- Diversified portfolios outperformed traditional 60/40 allocations in 2025 and 2026.
- Weakening US dollar boosted international equities and gold, contributing to diversified portfolio success.
- Declining asset class correlations enhance risk reduction in diversified portfolios.
- Investors should consider asset volatility and maintain consistent allocation strategies.
The Heisenberg of Investing Diversification is Key
Let's face it, sticking to a 'plain vanilla' 60/40 portfolio these days is like bringing a knife to a gunfight. According to a new Morningstar report, it's time to diversify. They found that a portfolio spread across 11 different asset classes crushed the old 60% U.S. stocks and 40% high-quality U.S. bonds allocation by a solid 5 percentage points back in 2025. And it didn't stop there; that winning streak continued into 2026, beating the classic split by another 3 points as of April 13. Seems like someone's finally cooking up something better than just blue sky, huh?
Breaking Bad from Traditional Investments
So, what's in this magical concoction? Well, it's a mix of 20% large-cap domestic stocks, 10% each in developed and emerging market equities, Treasurys, U.S. core bonds, global bonds, and high-yield bonds. Then, a dash of 5% each in U.S. small-cap stocks, commodities, gold, and real estate investment trusts. Amy Arnott, a portfolio strategist at Morningstar, pointed out that the weakening U.S. dollar played a huge role, boosting international equities and sending gold soaring. "We started to see some cracks showing in the narrative for U.S. exceptionalism and people started to lose confidence in the dollar," she said. Seems like even the greenback is feeling a little Heisenbergian these days. If you are looking for more insights, see this article about Forget Dreams Chase Talents According to Reese Witherspoon
Risk and Reward A Delicate Balance
Another factor is the declining correlations among major asset classes. Basically, when one thing goes down, another might go up, reducing your overall risk. Arnott noted that international markets have become less connected to the U.S. due to tariffs and geopolitical uncertainty. Even bonds, after a rough patch in 2022, have started to behave again. "After they had such painful losses in 2022, people were starting to question bonds as portfolio diversifiers, but they did kind of return to form in 2025," she said. Guess even bonds need a little "rehabilitative realignment," eh?
The 60/40 Defense It's Good But...
Now, before you go tossing out your 60/40 portfolio like yesterday's chili P, Arnott admits it's still "pretty hard to beat" in the long run. Over the past 20 years, it's generally outperformed more diversified setups and even delivered better risk-adjusted returns than just sticking to equities. She suggests that for the average investor, exposure to U.S. stocks, international stocks, and investment-grade bonds can be enough. "You don't necessarily need to add a lot of additional asset classes beyond that," Arnott said. Still, she emphasizes the importance of international exposure, which is often missing from the standard 60/40 mix. "Despite the fact that international stocks had such a strong runup in 2025, I think the valuations in a lot of non-U.S. markets are still looking more attractive."
Volatility Beware the Fine Print
But here's the thing: not all assets are created equal. Some, like gold and cryptocurrency, can be as volatile as my old life. "In some asset classes that people often turn to for diversification, like gold or cryptocurrency, over the past few months, we have seen the downside of those asset classes as well," Arnott warned. "If you are going to add a more volatile asset class like gold or cryptocurrency … keep that exposure a very small percentage of your overall portfolio." She also suggests that a small dose of commodities might be wise if inflation keeps sticking around. Remember, tread lightly and keep your exposure in check.
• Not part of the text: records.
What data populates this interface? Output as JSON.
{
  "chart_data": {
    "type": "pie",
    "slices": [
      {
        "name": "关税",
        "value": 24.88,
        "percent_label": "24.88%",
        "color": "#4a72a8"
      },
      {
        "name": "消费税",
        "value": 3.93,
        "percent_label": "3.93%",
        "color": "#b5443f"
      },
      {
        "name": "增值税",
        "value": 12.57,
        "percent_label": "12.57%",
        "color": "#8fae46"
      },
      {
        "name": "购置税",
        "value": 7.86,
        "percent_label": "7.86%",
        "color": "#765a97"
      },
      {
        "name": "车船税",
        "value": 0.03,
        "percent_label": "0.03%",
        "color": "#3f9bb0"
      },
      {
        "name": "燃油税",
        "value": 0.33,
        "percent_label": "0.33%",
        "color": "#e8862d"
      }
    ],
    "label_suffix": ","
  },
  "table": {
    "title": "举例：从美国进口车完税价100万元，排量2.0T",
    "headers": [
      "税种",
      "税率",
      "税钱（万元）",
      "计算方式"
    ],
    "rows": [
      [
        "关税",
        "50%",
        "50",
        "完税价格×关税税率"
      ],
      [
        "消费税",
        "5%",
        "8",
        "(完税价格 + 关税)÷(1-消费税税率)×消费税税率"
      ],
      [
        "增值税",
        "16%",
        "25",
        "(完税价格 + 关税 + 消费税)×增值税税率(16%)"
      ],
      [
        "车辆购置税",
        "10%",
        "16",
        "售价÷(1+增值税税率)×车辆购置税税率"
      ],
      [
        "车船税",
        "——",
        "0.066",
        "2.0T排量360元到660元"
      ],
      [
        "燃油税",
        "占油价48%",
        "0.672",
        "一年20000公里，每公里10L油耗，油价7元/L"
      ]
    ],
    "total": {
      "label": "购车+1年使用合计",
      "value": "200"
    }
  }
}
Stay the Course No Half Measures
While creating your own Morningstar-style diversified portfolio might seem like a Herculean task, Arnott suggests target date funds as a simple alternative. The most important thing, she stresses, is to avoid constantly switching between a 60/40 and a more diversified approach. "You're usually better off choosing an asset allocation based on your risk tolerance and time horizon, instead of trying to predict which asset class is going to do well in any given year," Arnott advised. So, pick your strategy, stick to it, and remember, no half measures. Just like cooking up the perfect batch, consistency is key.